“No one in our department had any idea this was coming,” Matthew Grober, director of undergraduate studies at the department of biology, said. According to Grober, Eric Gaucher, the previous chair of the department, was notified that he would be replaced minutes before the faculty meeting.
The biology department’s faculty meeting took place on April 26 at 3:30 p.m., where it was announced that Geert De Vries would replace Gaucher as the new chair of the biology department. The decision was made by Sara Rosen, the dean of the College of Arts and Sciences, who declined to comment on the situation.
“The change was a personnel matter, and therefore, I will not discuss it,” Rosen said.
Gaucher said he was hired two years ago because the biology department was searching for a new director, he was also led to believe the department would be forming their own school.
“Georgia State attracted me away from Georgia Tech under the idea that I was going to be the director of the new school of biology,” Eric Gaucher said.
In his two years at Georgia State, Gaucher tried to implement programs that would make his department stronger but faced alleged “pushback” from the upper administration. The administration said the department didn’t have to become a school anymore, despite hiring him to help create one in the first place.
The department’s resources were also being taken away, but they were still expected to flourish. Gaucher found this strange because when he was told there would be resources so the department could grow into a school.
“At some point, we kind of reached a tipping point whereby I was getting essentially ‘handcuffed’ by the upper administration to make progress and change when, in fact, I was given fewer and fewer resources and expected to grow, which is almost impossible,” Gaucher said.
Gaucher said he began voicing his concerns and pressuring the upper administration in attempts to get the necessary resources and conditions so his department could function properly. He said he also began speaking with other faculty about Dean Rosen and her inability to support the sciences efficiently.
“It got to the point where she, the dean, was unhappy with me trying to be vocal and question her leadership,” Gaucher said.

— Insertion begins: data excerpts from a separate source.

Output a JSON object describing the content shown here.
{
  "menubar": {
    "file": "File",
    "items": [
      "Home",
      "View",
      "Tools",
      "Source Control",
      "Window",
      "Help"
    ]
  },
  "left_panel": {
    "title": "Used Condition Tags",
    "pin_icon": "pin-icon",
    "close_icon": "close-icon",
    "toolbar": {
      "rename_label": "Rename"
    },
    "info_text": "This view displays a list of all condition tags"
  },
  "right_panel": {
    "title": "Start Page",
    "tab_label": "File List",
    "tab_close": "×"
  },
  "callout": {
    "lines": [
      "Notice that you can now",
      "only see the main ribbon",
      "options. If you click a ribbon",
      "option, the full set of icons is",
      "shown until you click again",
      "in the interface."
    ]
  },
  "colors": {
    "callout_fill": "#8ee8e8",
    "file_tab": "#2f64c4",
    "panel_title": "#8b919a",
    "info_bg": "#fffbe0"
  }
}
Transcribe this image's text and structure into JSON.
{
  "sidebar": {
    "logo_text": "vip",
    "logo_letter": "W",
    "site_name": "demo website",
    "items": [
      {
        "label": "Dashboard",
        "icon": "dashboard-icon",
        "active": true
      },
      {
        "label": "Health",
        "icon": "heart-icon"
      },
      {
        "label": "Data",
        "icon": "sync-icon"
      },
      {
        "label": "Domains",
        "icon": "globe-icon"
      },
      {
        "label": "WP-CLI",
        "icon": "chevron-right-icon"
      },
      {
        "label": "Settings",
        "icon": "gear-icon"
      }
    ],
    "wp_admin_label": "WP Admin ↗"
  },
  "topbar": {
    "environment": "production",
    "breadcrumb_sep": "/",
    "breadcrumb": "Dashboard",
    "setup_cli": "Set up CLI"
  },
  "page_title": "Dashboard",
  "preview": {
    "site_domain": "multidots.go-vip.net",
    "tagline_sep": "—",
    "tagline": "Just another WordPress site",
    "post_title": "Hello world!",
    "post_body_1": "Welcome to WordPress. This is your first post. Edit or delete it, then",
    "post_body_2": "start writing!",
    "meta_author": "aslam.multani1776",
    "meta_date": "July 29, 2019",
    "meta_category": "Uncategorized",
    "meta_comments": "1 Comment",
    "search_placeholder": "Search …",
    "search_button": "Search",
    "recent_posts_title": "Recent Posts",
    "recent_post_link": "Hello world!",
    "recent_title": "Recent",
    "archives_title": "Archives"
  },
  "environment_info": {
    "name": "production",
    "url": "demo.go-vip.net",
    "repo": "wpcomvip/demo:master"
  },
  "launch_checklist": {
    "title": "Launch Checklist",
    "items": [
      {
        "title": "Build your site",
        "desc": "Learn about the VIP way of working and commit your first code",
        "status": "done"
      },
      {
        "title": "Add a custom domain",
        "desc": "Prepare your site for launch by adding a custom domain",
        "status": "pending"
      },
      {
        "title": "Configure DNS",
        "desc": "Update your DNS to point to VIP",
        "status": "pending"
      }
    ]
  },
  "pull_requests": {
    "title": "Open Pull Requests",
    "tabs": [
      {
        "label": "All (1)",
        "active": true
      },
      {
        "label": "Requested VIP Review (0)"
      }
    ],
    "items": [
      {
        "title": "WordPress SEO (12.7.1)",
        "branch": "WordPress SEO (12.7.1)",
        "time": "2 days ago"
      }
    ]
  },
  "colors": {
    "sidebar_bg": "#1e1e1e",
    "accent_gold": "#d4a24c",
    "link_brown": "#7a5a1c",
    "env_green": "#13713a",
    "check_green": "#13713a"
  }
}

Thirty minutes before the faculty meeting on April 26, Gaucher was called into the dean’s office for a meeting he said lasted about five minutes.
“I was given a piece of paper that said that I was being released [from] my duties as, ironically, director because I was supposed to be the director of the school of biology,” he said. “[The school] did a nationwide search for this position, but I was being released [from] my director duties, and then an administrator was going to be assigned to be the new head of biology.”
The decision for the change seemed to come as a surprise for the faculty who attended the meeting. Grober said that this is an example of the way Georgia State makes decisions for its students. He sees Georgia State is a “top-down institution,” meaning the administration makes decisions for the faculty and professors make decisions for the student body.
“And what the students get is what the administration tells students they will be getting, generally speaking,” Grober said.
Although Gaucher was not allowed in the meeting, he said wasn’t the only one feeling defeated. Gaucher describes what took place as very emotionally charged and chaotic. The department had been struggling for a number of years due to a lack of leadership, and after taking away a leader they’d grown accustomed to, the faculty felt distraught and ignored, he said.
“I don’t know if her hands are tied or if she was forced to take resources away from biology, but that was never conveyed to us that she would just take away our resources without telling us,” Gaucher said.
According to Gaucher, Dean Rosen doesn’t want to be transparent due to fear of how faculty and the student body will react, as well as her desire to be promoted to provost.
The biology department was assigned a new leader just as abruptly as one was removed, and according to Gaucher, the faculty is apprehensive about trusting him because he was assigned. No one was able to give feedback about him acquiring the position as they normally would.
“The faculty don’t feel like they have a voice, and they fel like this burden is being put upon them by the upper administration,” Gaucher said.
This structure impacts everything, including how chairs of departments are appointed or replaced, according to Grober. The biology department is home to about 2,600 enrolled students and is only one department in the CAS that needs specific classroom spaces and resources.
“We have to have large lecture halls, labs, maintenance of labs, staff, teaching assistants, and to make this work, you plan with the administration,” Grober said.
The administration includes those who decide on how resources are divided among the departments, and the chair of the department plays an important role in that process. Now that the chair has been replaced, Grober said many of his peers are waiting on instructions on how to operate moving forward.
“It’s a lot of uncertainty, and uncertainty is not good for productivity,” he said.
According to Grober, the decision had been so sudden that the new chair did not immediately have his own office space and had been meeting with faculty in a local coffee shop.
Gaucher believes the problem the biology department was facing was a lack of leadership and vision, making his removal ironic. However, Gaucher is still looking forward to his teaching position at Georgia State.
“Being a faculty at Georgia State is a worthy endeavor,” Gaucher said. “This is a great student population, the university is growing very rapidly, and so from that perspective, it’s not the end of the world for me because I get ‘demoted to just being a regular professor. Being a professor is a great job.”